Role of Lipid Rafts in Pathogen-Host Interaction - A Mini Review

Abstract

Lipid rafts, also known as microdomains, are important components of cell membranes and are enriched in cholesterol, glycophospholipids and receptors. They are involved in various essential cellular processes, including endocytosis, exocytosis and cellular signaling. Receptors are concentrated at lipid rafts, through which cellular signaling can be transmitted. Pathogens exploit these signaling mechanisms to enter cells, proliferate and egress. However, lipid rafts also play an important role in initiating antimicrobial responses by sensing pathogens via clustered pathogen-sensing receptors and triggering downstream signaling events such as programmed cell death or cytokine production for pathogen clearance. In this review, we discuss how both host and pathogens use lipid rafts and associated proteins in an arms race to survive. Special attention is given to the involvement of the major vault protein, the main constituent of a ribonucleoprotein complex, which is enriched in lipid rafts upon infection with vaccinia virus.

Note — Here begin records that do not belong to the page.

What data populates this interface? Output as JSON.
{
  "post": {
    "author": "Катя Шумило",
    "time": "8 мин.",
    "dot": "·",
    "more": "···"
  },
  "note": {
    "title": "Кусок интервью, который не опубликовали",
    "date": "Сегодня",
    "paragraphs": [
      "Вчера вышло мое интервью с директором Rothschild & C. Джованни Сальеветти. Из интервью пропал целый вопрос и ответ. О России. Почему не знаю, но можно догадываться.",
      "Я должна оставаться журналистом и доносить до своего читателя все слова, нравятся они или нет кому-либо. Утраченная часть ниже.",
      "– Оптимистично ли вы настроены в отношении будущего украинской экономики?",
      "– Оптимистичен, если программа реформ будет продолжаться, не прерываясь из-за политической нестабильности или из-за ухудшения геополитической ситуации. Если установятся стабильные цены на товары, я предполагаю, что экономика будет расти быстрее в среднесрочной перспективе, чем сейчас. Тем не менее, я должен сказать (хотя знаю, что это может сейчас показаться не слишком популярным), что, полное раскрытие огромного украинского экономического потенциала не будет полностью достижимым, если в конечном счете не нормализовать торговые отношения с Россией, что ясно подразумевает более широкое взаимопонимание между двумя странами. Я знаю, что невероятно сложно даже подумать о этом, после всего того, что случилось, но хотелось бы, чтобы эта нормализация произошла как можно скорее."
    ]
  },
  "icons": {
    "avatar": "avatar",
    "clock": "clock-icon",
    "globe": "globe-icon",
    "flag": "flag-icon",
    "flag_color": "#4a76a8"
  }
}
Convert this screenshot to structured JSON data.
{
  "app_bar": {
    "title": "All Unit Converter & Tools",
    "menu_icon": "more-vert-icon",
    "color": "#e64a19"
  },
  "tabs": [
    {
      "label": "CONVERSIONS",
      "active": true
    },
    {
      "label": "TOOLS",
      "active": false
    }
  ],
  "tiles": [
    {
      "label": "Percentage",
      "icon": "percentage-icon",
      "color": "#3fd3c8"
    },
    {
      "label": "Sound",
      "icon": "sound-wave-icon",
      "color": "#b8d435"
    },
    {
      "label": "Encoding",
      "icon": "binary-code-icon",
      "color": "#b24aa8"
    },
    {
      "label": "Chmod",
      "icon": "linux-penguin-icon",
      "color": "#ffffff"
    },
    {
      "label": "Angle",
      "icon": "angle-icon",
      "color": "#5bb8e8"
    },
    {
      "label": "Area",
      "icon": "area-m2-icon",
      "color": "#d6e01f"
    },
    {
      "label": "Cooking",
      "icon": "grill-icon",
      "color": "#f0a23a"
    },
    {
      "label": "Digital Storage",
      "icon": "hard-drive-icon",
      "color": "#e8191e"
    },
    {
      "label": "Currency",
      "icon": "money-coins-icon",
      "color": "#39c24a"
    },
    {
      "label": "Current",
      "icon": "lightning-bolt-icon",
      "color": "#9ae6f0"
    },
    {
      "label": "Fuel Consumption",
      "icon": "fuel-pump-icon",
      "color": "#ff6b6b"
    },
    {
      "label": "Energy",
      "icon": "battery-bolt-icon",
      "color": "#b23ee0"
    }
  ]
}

Keywords: cell entry; lipid rafts; major vault protein; pathogen-host interactions; vaccinia virus.

Figure 1

Biological roles of lipid rafts in pathogen-host interactions: (A) Lipid rafts are involved in several cellular functions, such as pathogen recognition, cell signaling, and pathogen egress which decides the outcome of pathogen-host interaction. (B) Lipid rafts in pathogen sensing and cytokine release: Lipid rafts play an important role in pathogen sensing by recruiting pathogen sensing receptors such as toll like receptors when cells are stimulated with bacterial cell wall components LPS or LTA and C-type lectin receptors when stimulated with fungal cell wall components such as β-glucans which evetually leads to cytokine secretion.

Figure 2

MVP accumulates in lipid rafts after infection with vaccinia virus (A) Schematic representation of differential IMID-H4/D4 labeling and LC/MS/MS analyses of lipid raft-associated proteins isolated from HeLa cells that were either mock infected or infected with WR strain MV as previously described (66, 67). (CNBr, Cyanogen bromide, SCX, Strong cation exchange column, m/z, mass-to-charge ratio), (B) Differential protein association in lipid raft proteome derived from mock or vaccinia virus infected HeLa cells (66). Labelled peptides were quantitatively determined by lysine-specific isotope labeling scheme. Co-eluted peaks contained peptides from both virus infected cells (blue) and from mock-infected cells (red). The blue-to-red ratio determined whether abundance of one particular peptide after virus infection is increased (>1), unchanged (=1) or decreased (<1). (C) Role of MVP in signaling pathways: MVP protein, the major component of vault particle, is recruited to the lipid rafts upon stimulation with growth factors (e.g., EGF) or pathogen derived ligands (e.g., LPS) and regulates important biological processes such as cell proliferation and cytokine secretion. IFNAR receptor stimulation with IFN-γ in the lipid rafts activates JAK-STAT signaling pathway which in turn will lead to the transcription of MVP. MVP also plays an important role in regulating apoptotic signaling pathway on infection with pathogens such as P. aeruginosa and helps in host protection, however the detailed mechanism on how recruitment of MVP to the lipid rafts after infection with other pathogens such as VacV, EBV and influenza virus needs investigation.